De voorzieningenrechter ziet verder in de hoogte van de dwangsom geen reden een voorlopige voorziening te treffen. Hetzelfde geldt voor het tijdsverloop tussen het besluit waarbij burgemeester en wethouders de last onder dwangsom hebben opgelegd en de eerstvolgende zondag waarop Bun 80 B.V. Albert Heijn Autorama geopend wenste te hebben. Al vanaf 4 juni 2010 moesten verzoeksters er immers rekening mee houden dat burgemeester en wethouders tegen de zondagopenstelling handhavend zouden optreden. De uiteindelijke periode tussen de brief van 4 juni 2010 en de inwerkingtreding van de last onder dwangsom op 10 augustus 2010 was in ieder geval ruimschoots toereikend voor Bun 80 B.V. om Albert Heijn Autorama vanaf 10 augustus 2010 gesloten te houden.

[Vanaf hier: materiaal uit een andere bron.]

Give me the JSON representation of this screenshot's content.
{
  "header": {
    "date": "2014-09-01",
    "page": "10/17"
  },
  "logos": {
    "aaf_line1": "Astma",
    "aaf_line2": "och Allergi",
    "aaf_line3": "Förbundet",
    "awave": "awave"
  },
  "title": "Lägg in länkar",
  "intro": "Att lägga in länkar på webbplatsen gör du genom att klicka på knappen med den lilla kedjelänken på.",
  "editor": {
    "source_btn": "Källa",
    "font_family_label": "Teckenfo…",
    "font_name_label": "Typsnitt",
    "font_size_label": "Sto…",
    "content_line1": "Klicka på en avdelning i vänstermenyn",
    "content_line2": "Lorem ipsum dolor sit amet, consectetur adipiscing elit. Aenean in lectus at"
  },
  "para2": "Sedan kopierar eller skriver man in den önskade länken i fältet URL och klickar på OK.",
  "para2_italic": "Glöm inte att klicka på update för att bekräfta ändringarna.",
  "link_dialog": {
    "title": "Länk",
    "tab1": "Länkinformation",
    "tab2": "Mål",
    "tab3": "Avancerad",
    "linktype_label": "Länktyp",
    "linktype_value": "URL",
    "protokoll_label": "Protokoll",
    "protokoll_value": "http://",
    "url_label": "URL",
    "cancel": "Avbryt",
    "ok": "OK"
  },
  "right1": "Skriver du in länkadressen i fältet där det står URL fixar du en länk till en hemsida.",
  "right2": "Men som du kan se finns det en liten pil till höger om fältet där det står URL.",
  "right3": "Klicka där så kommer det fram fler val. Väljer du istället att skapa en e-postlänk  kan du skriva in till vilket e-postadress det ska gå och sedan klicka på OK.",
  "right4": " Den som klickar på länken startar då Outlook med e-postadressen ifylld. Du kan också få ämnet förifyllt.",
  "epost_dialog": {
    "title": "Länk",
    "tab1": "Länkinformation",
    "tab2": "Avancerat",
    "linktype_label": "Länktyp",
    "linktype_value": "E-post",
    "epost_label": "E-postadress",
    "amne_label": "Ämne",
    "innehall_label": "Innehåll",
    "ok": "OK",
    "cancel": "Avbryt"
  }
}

4.6 Uit het voorgaande volgt dat de verzoeken om voorlopige voorziening moeten worden afgewezen.
Voor een proceskostenveroordeling bestaat geen reden.
5. De beslissing
De voorzieningenrechter wijst de verzoeken om voorlopige voorziening af.
Aldus gewezen door mr. R.F.B. van Zutphen, in tegenwoordigheid van mr. M.B.L. van der Weele als griffier, en uitgesproken in het openbaar op 7 september 2010.